1. On an existing mud reciprocating pump piping, the current stress analysis shows the block type Tico pads (at all supports/restraints) have NOT been modeled and the calculated natural frequencies and stresses reflect that.

The system is now undergoing an upgrade due to a higher pressure requirement, thus pipe wall thickness, valve weights, pump operating cycles, pulsating pressure, pulsating forces, etc. are all changed.
2. To account for a more realistic stress model, a decision was made to include the Tico pads in the new stress analysis work, so that their stiffness (radial & axial) could be accounted for in the line 'behavior'.
To comply with B31.3 stress requirements, some restraints had to be be released. This, together with the heavier piping, resulted in pipe natural frequencies being as or too near the combined pumps operating cycles, hence unacceptable.
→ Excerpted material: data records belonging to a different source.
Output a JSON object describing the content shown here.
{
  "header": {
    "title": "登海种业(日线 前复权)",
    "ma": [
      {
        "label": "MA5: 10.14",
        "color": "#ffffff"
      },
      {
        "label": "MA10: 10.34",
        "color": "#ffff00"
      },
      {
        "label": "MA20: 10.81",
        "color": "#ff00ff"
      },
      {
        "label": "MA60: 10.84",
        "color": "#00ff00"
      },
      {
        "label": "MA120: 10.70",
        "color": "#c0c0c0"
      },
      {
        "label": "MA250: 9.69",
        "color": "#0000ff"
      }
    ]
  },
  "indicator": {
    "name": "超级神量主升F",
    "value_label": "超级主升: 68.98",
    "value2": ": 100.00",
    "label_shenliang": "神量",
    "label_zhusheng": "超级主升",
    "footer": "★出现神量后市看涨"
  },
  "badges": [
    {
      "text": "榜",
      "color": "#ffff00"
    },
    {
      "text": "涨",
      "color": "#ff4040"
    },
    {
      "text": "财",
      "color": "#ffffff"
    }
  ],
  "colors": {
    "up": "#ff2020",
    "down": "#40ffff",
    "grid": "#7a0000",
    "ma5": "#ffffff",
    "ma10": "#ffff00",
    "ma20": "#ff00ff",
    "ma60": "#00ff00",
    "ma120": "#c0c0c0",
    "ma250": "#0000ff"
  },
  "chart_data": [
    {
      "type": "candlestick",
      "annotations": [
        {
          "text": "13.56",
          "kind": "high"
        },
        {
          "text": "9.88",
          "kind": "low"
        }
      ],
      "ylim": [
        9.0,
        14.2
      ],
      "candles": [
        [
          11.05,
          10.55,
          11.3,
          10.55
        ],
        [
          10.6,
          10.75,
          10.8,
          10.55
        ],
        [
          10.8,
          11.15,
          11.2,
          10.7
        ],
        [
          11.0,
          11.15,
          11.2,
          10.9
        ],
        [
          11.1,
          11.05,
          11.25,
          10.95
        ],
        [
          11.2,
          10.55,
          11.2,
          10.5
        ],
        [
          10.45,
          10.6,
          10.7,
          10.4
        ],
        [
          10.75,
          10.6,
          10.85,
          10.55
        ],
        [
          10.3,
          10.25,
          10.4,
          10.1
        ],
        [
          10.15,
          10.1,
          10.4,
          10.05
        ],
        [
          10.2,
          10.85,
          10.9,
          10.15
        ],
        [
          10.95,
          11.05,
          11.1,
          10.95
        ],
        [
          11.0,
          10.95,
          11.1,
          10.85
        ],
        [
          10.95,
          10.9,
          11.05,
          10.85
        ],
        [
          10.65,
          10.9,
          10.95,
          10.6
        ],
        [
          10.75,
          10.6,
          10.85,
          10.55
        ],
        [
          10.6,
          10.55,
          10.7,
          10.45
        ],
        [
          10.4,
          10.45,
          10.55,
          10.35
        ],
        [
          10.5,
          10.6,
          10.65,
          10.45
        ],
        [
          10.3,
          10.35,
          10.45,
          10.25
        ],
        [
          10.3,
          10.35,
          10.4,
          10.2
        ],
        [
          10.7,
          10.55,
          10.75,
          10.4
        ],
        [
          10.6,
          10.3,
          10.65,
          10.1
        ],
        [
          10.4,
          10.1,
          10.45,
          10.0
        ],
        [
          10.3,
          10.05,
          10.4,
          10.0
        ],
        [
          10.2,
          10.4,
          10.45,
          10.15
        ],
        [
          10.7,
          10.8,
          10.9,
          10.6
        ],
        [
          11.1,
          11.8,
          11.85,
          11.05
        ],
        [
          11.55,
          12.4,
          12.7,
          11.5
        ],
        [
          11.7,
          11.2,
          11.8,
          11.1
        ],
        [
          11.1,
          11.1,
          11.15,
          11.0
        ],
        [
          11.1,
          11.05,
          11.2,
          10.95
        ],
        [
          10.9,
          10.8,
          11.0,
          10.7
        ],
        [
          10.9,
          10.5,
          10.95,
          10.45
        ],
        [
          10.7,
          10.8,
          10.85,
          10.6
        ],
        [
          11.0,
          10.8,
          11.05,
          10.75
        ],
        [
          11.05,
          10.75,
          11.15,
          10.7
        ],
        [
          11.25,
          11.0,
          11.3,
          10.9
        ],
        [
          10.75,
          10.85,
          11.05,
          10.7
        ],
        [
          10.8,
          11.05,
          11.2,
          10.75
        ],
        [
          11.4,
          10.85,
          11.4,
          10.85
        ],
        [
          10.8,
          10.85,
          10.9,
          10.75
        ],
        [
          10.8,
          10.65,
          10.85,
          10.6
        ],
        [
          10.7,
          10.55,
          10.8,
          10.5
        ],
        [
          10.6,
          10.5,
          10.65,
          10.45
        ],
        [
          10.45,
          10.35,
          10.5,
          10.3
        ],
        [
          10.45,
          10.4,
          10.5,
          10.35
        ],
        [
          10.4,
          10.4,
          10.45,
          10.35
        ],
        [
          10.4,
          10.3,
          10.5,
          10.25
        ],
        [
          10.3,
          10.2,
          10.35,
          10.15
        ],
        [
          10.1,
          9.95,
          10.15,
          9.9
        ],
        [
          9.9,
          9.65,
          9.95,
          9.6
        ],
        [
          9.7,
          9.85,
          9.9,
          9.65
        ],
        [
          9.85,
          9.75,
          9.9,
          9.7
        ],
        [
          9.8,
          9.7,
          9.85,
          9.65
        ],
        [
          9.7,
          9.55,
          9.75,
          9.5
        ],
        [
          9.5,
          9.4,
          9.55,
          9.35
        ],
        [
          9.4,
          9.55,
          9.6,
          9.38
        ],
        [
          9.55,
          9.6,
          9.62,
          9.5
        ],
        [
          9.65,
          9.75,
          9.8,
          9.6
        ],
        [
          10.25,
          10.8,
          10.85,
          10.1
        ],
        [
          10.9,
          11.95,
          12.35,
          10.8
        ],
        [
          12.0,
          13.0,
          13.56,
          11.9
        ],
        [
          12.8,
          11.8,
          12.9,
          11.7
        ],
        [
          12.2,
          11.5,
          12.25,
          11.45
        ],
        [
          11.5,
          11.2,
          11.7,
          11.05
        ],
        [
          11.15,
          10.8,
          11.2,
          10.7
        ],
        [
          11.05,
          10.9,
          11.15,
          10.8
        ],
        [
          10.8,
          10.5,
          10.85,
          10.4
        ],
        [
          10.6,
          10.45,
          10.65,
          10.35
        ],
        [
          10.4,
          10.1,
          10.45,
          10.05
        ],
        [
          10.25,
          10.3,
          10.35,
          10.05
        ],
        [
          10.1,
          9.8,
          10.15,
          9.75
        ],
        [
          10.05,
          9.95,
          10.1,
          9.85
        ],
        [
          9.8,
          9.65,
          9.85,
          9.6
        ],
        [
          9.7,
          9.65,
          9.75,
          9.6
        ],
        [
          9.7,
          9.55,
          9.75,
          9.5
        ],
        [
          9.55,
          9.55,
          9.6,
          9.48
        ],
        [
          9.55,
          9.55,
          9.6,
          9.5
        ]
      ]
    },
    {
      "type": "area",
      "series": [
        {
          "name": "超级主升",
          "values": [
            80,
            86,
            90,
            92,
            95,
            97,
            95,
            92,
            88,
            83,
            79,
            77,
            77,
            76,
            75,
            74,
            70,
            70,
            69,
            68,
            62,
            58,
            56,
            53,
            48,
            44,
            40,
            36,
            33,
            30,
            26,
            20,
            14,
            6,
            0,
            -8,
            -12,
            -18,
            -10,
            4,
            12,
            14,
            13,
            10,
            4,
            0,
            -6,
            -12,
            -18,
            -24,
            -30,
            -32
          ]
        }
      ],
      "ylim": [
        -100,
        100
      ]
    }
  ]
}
Could anyone with an adequate experience in such installation kindly advise which of the above approaches is in principle the one to follow when performing the stress analysis and why:
1 - Tico properties ignored, Fn's derived, and Tico separately selected to suit the loads or,
2 - Tico properties included?
Many thanks in advance.

It depends ......

The system mass compared to the Tico stiffness will determine whether there is any appreciable effect. Big pipes, problematic, smaller, probably not.

I would recommend:

Do a sensitivity check with and without spring stiffness of Tico blocks.

If that demonstrates a significant shift downward in Fn's with Tico active ...

Look where greatest compression on Tico occurs and observe envelope movements.

Where largest dynamic amplitudes are found at Tico restraints, replace with a harder, but resilient material such as Tufnol.

Thanks for your input, MoverZ.
In many companies, engineers separate the stress analysis from the Tico pad selection and this is not necessarily a recommended practice. There are two important parameters related to the ‘frequency ratio’ Fn,pipe/Fn,Tico:
-The degree of vibration isolation
-The degree of transmissibility.
So far, in the few jobs I have been involved, no corporate specifications were provided regarding the degree of vibration transmissibility required on reciprocating pressure lines.
Common practice and Tico suppliers call for ‘frequency ratio’ below 0.5 or above 2 in order keep away from the high oscillation zone. Similarly, the ratio of piping natural frequency to the forcing frequency needs to be outside this range too.
Fn,Tico depends upon the pad properties, compression stress and its thickness
Fn,pipe is derived by modal analysis (one needs to decide with or without Tico stiffness).

However, two problems when it comes to clamped Tico pads:
1. The info re Fn,Tico is based on flat pad, not encircling pad;
2. The clamped pipe could be assumed as being compressed by two springs (one for each side clamp's Tico), ie two springs in series. Without an initial compression, applying an external lateral force on the pipe, would cause a compression stress on one half clamp only (load over 2/3 of bearing area), and that is what most engineer assume.
However, when the two clamps are tightened to achieve a specific compressions rate (per vendor recommendation), radial pipe movement under an external load produces an increase of force on one side of the movement and an ‘equal’ force reduction on the other (assume tico pad behaves like a spring), so in effect, if side shear is ignored, then pipe moves with no tico resistance, at least till the movement exceeds the initial compression. Obviously when shear is also included, then this pure case falls.
From what I saw so far, this latter case has generally been ignored by the engineering firms and the Tico suppliers. Since this is the tricky part of the clamped tico assembly, it would be quite interesting to share thoughts and experience by anyone with good exposure to this issue, be it academical or practical. Relevant to reciprocating compressor/pump lines, riser lines, etc.

Correction to the conclusion arrived at the second last paragraph, that now should read:
However, when the two clamps are each tightened by an amount X to achieve a specific compressions rate (per vendor recommendation), an external radial pipe movement X1 produces an increase of force (F1) on one side of the pipe and an equal force reduction (F2) on the other (assume tico pad behaves like a spring), so in effect,
deltaF = F1-F2= K(X+X1)- K(X-X1) = K(X1+X1)=2KX1 (valid till the movement exceeds the initial compression).
In other words, if side shear is ignored, then the pipe movements is resisted by double the tico K spring rate, ie,
the spring constant of the system is twice the spring constant of the individual springs.
Obviously when shear is also included, then this pure case falls.